The Georgia Department of Education announced Tuesday that 241 schools that didn’t initially meet AYP in July later made AYP after a final report was available or an appeal was approved.
The Jackson County School System was appealing a decision that Jackson County Comprehensive High School didn’t meet AYP, due to its graduation rate.
The state department of education listed JCCHS’s graduation rate as 67.4 percent in 2008. High schools need a graduation rate of at least 70 percent to make AYP.
School superintendent Shannon Adams has said the appeal centered on the fact that JCCHS’s graduation rate includes students from East Jackson Comprehensive High School, which opened in August 2007.
The Georgia DOE grouped the graduation rate from the two county high schools for JCCHS’ AYP report, Adams said in July. Officially, EJCHS won’t have a graduation rate accounted for its AYP status until the fourth year after its opening.
Adams said the county school system learned Tuesday morning that the appeal was denied. Since JCCHS didn’t meet AYP, the entire district is designated as failing to meet AYP.
“We had been assured all along that we had an excellent basis for appeal since we opened our second high school last year, but obviously there was some misunderstanding,” Adams wrote in an e-mail Tuesday afternoon.
The school system is currently hosting a team from the Southern Association of Colleges and Schools (SACS) to determine the district’s accreditation. The team will finish its visit today (Wednesday).

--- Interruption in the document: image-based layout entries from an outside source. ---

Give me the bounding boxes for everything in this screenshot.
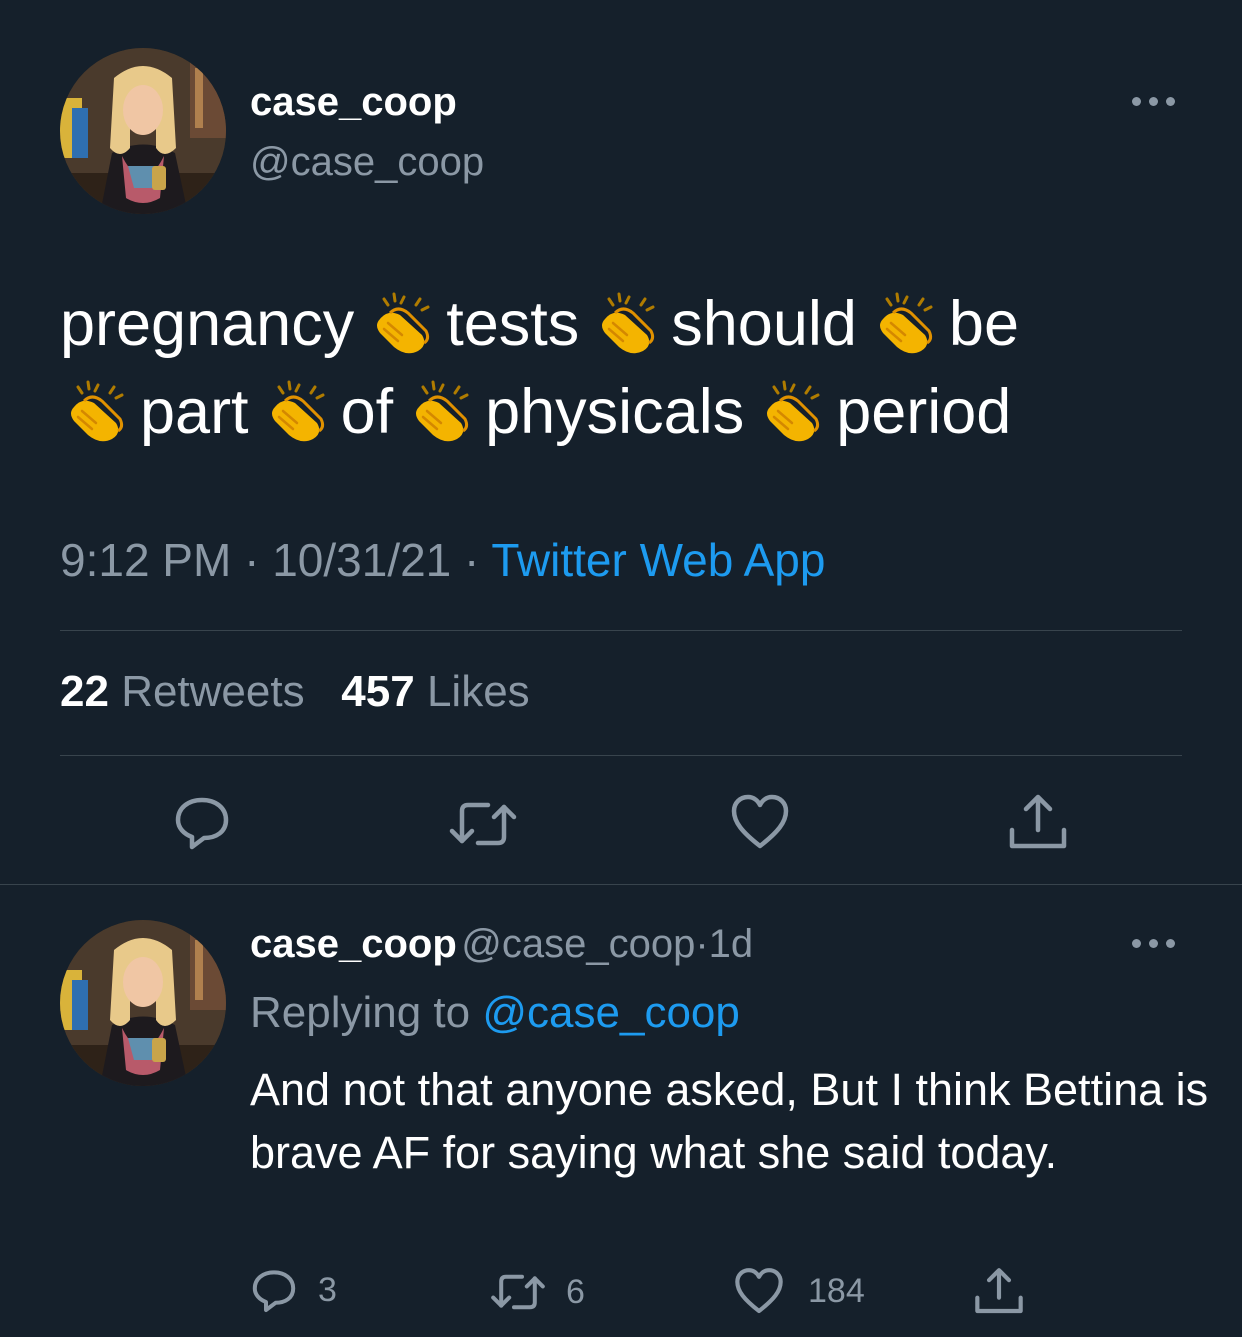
likes-stat[interactable]: 457 Likes xyxy=(341,667,529,716)
retweet-button[interactable] xyxy=(448,797,518,851)
reply-tweet-handle[interactable]: @case_coop xyxy=(461,922,695,966)
tweet-word: physicals xyxy=(485,377,745,447)
share-icon xyxy=(975,1268,1023,1314)
tweet-stats: 22 Retweets 457 Likes xyxy=(60,667,530,717)
main-tweet-handle[interactable]: @case_coop xyxy=(250,140,484,185)
more-icon[interactable] xyxy=(1132,94,1178,108)
reply-tweet-avatar[interactable] xyxy=(60,920,226,1086)
tweet-word: be xyxy=(948,289,1019,359)
like-icon xyxy=(731,794,789,849)
tweet-word: part xyxy=(140,377,249,447)
tweet-source-link[interactable]: Twitter Web App xyxy=(491,534,825,586)
like-button[interactable] xyxy=(730,792,790,852)
share-button[interactable] xyxy=(1008,792,1068,852)
retweet-button[interactable]: 6 xyxy=(490,1270,585,1314)
divider xyxy=(0,884,1242,885)
tweet-time[interactable]: 9:12 PM xyxy=(60,534,231,586)
reply-button[interactable]: 3 xyxy=(250,1266,337,1314)
retweet-icon xyxy=(449,802,517,846)
retweet-icon xyxy=(491,1274,545,1310)
reply-button[interactable] xyxy=(172,792,232,852)
share-button[interactable] xyxy=(974,1266,1024,1316)
tweet-word: pregnancy xyxy=(60,289,355,359)
tweet-word: period xyxy=(836,377,1012,447)
separator: · xyxy=(695,922,709,966)
separator: · xyxy=(244,534,260,586)
like-button[interactable]: 184 xyxy=(734,1266,865,1316)
clapping-hands-icon xyxy=(271,380,325,442)
like-count: 457 xyxy=(341,667,415,716)
reply-tweet-age[interactable]: 1d xyxy=(709,922,754,966)
clapping-hands-icon xyxy=(377,292,430,354)
retweets-stat[interactable]: 22 Retweets xyxy=(60,667,305,716)
tweet-word: of xyxy=(340,377,394,447)
clapping-hands-icon xyxy=(879,292,933,354)
retweet-label: Retweets xyxy=(121,667,305,716)
clapping-hands-icon xyxy=(416,380,469,442)
divider xyxy=(60,755,1182,756)
like-label: Likes xyxy=(426,667,530,716)
retweet-count: 22 xyxy=(60,667,109,716)
replying-to-label: Replying to xyxy=(250,988,471,1037)
like-count: 184 xyxy=(808,1271,865,1310)
share-icon xyxy=(1009,794,1067,849)
clapping-hands-icon xyxy=(602,292,655,354)
reply-count: 3 xyxy=(318,1270,337,1309)
more-icon[interactable] xyxy=(1132,936,1178,950)
reply-tweet-display-name[interactable]: case_coop xyxy=(250,922,457,966)
tweet-word: tests xyxy=(446,289,580,359)
main-tweet-text: pregnancy tests should be part of physicals per… xyxy=(60,280,1200,456)
like-icon xyxy=(735,1268,783,1314)
main-tweet-avatar[interactable] xyxy=(60,48,226,214)
reply-tweet-text: And not that anyone asked, But I think B… xyxy=(250,1064,1209,1178)
tweet-date[interactable]: 10/31/21 xyxy=(272,534,451,586)
clapping-hands-icon xyxy=(71,380,124,442)
replying-to-line: Replying to @case_coop xyxy=(250,988,740,1038)
divider xyxy=(60,630,1182,631)
reply-tweet-header: case_coop @case_coop·1d xyxy=(250,922,753,967)
reply-icon xyxy=(175,797,229,850)
reply-icon xyxy=(252,1270,296,1312)
tweet-word: should xyxy=(671,289,857,359)
replying-to-mention[interactable]: @case_coop xyxy=(482,988,740,1037)
separator: · xyxy=(464,534,480,586)
clapping-hands-icon xyxy=(767,380,820,442)
tweet-meta: 9:12 PM · 10/31/21 · Twitter Web App xyxy=(60,533,825,587)
main-tweet-display-name[interactable]: case_coop xyxy=(250,80,457,125)
retweet-count: 6 xyxy=(566,1272,585,1311)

Adams said after the team leaves, he will speak to the state DOE about an explanation.
The No Child Left behind Act has got to be the poorest implementation of trying to better our education. It holds teachers and administrators accountable for children not learning or passing. I can understand this to some degree, but come on! Why should a school be held accountable for the children's learning and the parent not. I think that it's a parent responsibility to reenforce what is being taught in school and I just don't think that many of them are. Instead they would rather blame the school.

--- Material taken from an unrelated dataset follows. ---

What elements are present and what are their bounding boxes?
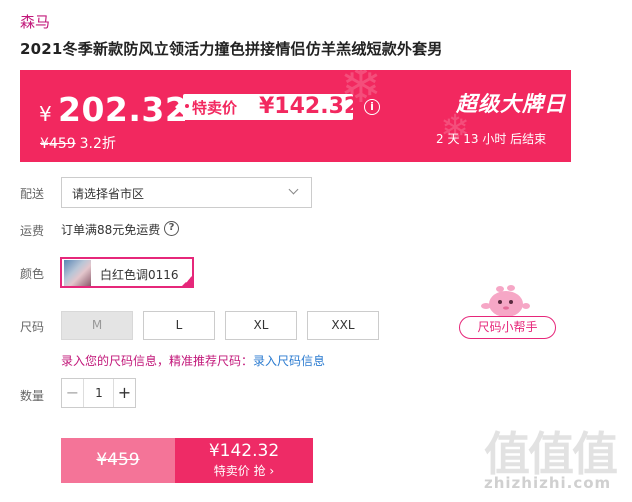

I went to JCCHS and dropped out. It was not the teachers fault or the schools. It was my dumb mistake. For them to be held accountable for my choice is just not right. I have since got my GED and enrolled in college. I am in my second year with a 4.0.
I want to thank all the hard working teachers and staff at all Jackson Co. schools. You tried to help, but I did not listen back then, but I remembered and now I am fixing my mistake, not yours!!!
They still graduated, they should count!
Do you know why Jackson County Schools did not meet AYP? Did you look that information up before this post? If not let me help. AYP for Jackson County Schools is taken by looking at the number of entering 9th graders we have for a given year and then how many of those 9th graders graduated from the school. The entering number of 9th graders did not match the graduating number of 12th graders because we built a new school. Those 9th graders essentially went to another school where they graduated and did not in turn graduate from JCCHS. Makes sense now. Of course we could not have met AYP for that. All expectations and goals have been set for AYP to be back on track. The media sometimes leaves out key nuggets of information. Speaking as a teacher whose school SACS (as a professor I am sure you are familiar with them) visited, they could not have been more impressed.
I am a proud alumni of Jackson County Schools. I am proud employee of Jackson County Schools. So you go back to the college lecture hall and do what you like. I'll go back to the trenches and fight the battles that keep you employed. No doubt you'll one day educate the student I taught to read. Your welcome.
JCCHS did not make AYP because the school split. Any educator looking at the reports can see that. The ruling should have been overturned.
No Child Left Behind is a great piece of legislation when it is carried out the way it was intended to be used. At this point in the game, NCLB is nothing more than useless ink and paper. Schools are going crazy, teachers are overworked(and we love what we do or we would do something else), administrators are in over their heads. In the end, I don't think it will survive long enough to reach the inital dates that were proposed for all students to be "at grade level".
If we, teachers, administrators, parents and community will stop blamming each other for legislation that we didn't write and teach our children, (remeber: It takes a village to raise a child.) then our students will be fine. And I don't mean teach- just give content and nothing else. I mean teach for mastery and comprehension, then there wouldn't be a problem.